PEMPix is the American Academy of Pediatrics Section on Emergency Medicine’s visual diagnosis competition. It is held annually at the National Conference and Exhibition. This year, all ten finalists will be posted online on and at, one a day with voting opening to AAP Section on Emergency Medicine members thereafter. I hope you enjoy this online-only format, and hope that it will serve to highlight some of the fantastic learning cases that our colleagues submitted this year. It was again very difficult for the panel of judges to select the finalists and I could not have done it without their assistance. As a special treat I’ve included a musical selection form the 1980s as an optional “hint,” and to serve as a soundtrack for your learning.

This PEMPix case was submitted by:

Gretchen Fuller, MD, Pediatric Emergency Medicine Fellow and Andrew Kienstra, MD,  from the University of Texas at Austin Dell Children’s Medical Center


Weekly weakness

An 11 year-old boy presents with a two day history of right arm and leg weakness with right facial droop. It is difficult for him to walk or dress himself. Parents report weekly episodes of similar transient weakness without an obvious trigger. He was evaluated by neurology two years prior and had a normal video EEG during a captured episode. He takes no medications and has no known drug allergies. Review of systems is notable for frequent headaches. There are no other symptoms. Family history includes his mother’s migraines and a paternal uncle with seizures. His vital signs are normal. Notable exam findings include

  • Alert and oriented
  • Pupils equal round and reactive to light
  • Extraocular movements intact
  • No papilledema
  • Normal speech
  • The right nasolabial fold is flattened
  • 4/5 strength right upper extremity and right lower extremity, 5/5 strength in the left upper extremity and left lower extremity
  • Normal sensation
  • Reflexes 2+ in bilateral upper extremities and 1+ in bilateral lower extremities
  • No tremor
  • Stiffness/slightly increased tone of right upper and lower extremity
  • The remainder of the exam is unremarkable

His workup included a normal CBC and complete metabolic panel. A brain MRI was also obtained and was normal.

What is the diagnosis?

A. Conversion disorder

B. Paroxysmal dyskinesia

C.Transient ischemic attacks

D. Seizures with Todd’s paralysis

E. Heavy metal poisoning

B. Paroxysmal dyskinesia

Paroxysmal dyskinesia is a genetically and clinically heterogeneous group of syndromes characterized by recurrent attacks of abnormal, hyperkinetic movements in which consciousness is usually maintained. It is classified according to its precipitating factors:

  • Paroxysmal kinesigenic dyskinesia (PKD)
  • Paroxysmal non-kinesigenic dyskinesia (PNKD)
  • Paroxysmal exercise-induced dystonia (PED)
The age of onset varies; typically between 4-15 years and commonly involves PRRT2, SLC2A1, or MR-1 mutations. It is often autosomal dominant, but can be due to a de novo mutation as well.

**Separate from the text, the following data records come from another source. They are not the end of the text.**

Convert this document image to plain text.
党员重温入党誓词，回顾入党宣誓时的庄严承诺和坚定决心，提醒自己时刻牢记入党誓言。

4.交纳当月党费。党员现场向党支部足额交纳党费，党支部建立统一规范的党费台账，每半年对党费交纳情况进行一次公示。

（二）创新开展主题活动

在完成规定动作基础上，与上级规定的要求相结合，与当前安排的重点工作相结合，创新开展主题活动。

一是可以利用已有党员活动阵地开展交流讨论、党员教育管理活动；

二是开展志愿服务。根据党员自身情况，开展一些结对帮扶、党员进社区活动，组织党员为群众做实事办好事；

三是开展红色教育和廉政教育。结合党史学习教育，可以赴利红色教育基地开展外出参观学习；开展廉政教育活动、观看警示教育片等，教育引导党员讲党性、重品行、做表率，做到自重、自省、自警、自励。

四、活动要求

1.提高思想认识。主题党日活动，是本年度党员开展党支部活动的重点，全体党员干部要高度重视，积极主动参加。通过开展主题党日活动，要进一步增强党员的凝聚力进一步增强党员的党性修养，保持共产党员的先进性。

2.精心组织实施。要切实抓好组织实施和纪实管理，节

Pharmacologic and nonpharmacologic treatments include:

  • Benzodiazepines
  • Sodium channel blockers
  • Ketogenic diet

Paroxysmal dyskinesia is often associated with infantile seizures, epilepsy, migraines, ataxia, tremors.

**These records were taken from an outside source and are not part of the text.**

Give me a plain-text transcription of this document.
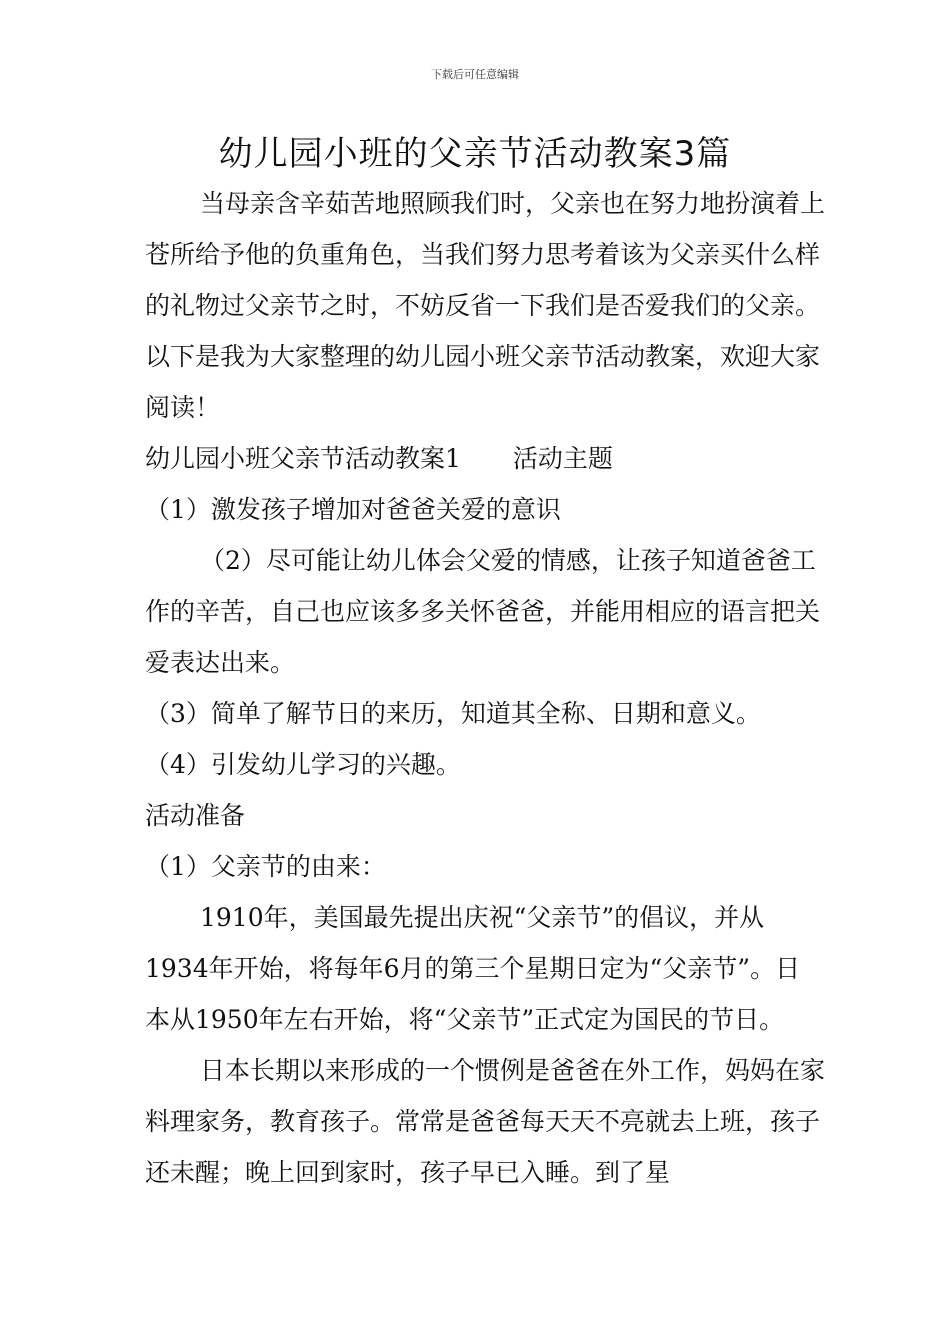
下载后可任意编辑
幼儿园小班的父亲节活动教案3篇

当母亲含辛茹苦地照顾我们时，父亲也在努力地扮演着上苍所给予他的负重角色，当我们努力思考着该为父亲买什么样的礼物过父亲节之时，不妨反省一下我们是否爱我们的父亲。以下是我为大家整理的幼儿园小班父亲节活动教案，欢迎大家阅读！

幼儿园小班父亲节活动教案1 活动主题

（1）激发孩子增加对爸爸关爱的意识

（2）尽可能让幼儿体会父爱的情感，让孩子知道爸爸工作的辛苦，自己也应该多多关怀爸爸，并能用相应的语言把关爱表达出来。

（3）简单了解节日的来历，知道其全称、日期和意义。

（4）引发幼儿学习的兴趣。

活动准备

（1）父亲节的由来：

1910年，美国最先提出庆祝“父亲节”的倡议，并从1934年开始，将每年6月的第三个星期日定为“父亲节”。日本从1950年左右开始，将“父亲节”正式定为国民的节日。

日本长期以来形成的一个惯例是爸爸在外工作，妈妈在家料理家务，教育孩子。常常是爸爸每天天不亮就去上班，孩子还未醒；晚上回到家时，孩子早已入睡。到了星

Why were the other choices incorrect?

  • Conversion disorder is often linked to an acute stressor. This patient’s exam would be difficult to feign.
  • Transient ischemic attacks would be brief. This patient had two days of persistent symptoms.
  • Seizure activity would have been evident on video EEG during a captured episode.
  • Heavy metal poisoning involves persistent symptoms, often including nausea, vomiting, diarrhea, and abdominal pain.

This young man’s symptoms improved markedly improved with lorazepam. Neurology eventually diagnosed him with paroxysmal non-kinesigenicdyskinesia (PNKD) and recommended outpatient genetic testing and clonazepam as needed. In the future they may consider adding daily carbamazepine.


Kim S, Lee J, Kim W, Kim H, Choi S, Lim B, Kim K, Chae J. Paroxysmal Dyskinesia in Children: from Genes to the Clinic. J Clin Neurol. 2018 Oct;14(4):492-497.

Latorre A and Bhatia K. Treatment of Paroxysmal Dyskinesia. Neurol Clin. 2020 May;38(2):433-447.

McGuire S, Chanchani S, Khurana D. Paroxysmal Dyskinesias. Semin Pediatr Neurol. 2018 Apr;25:75-81.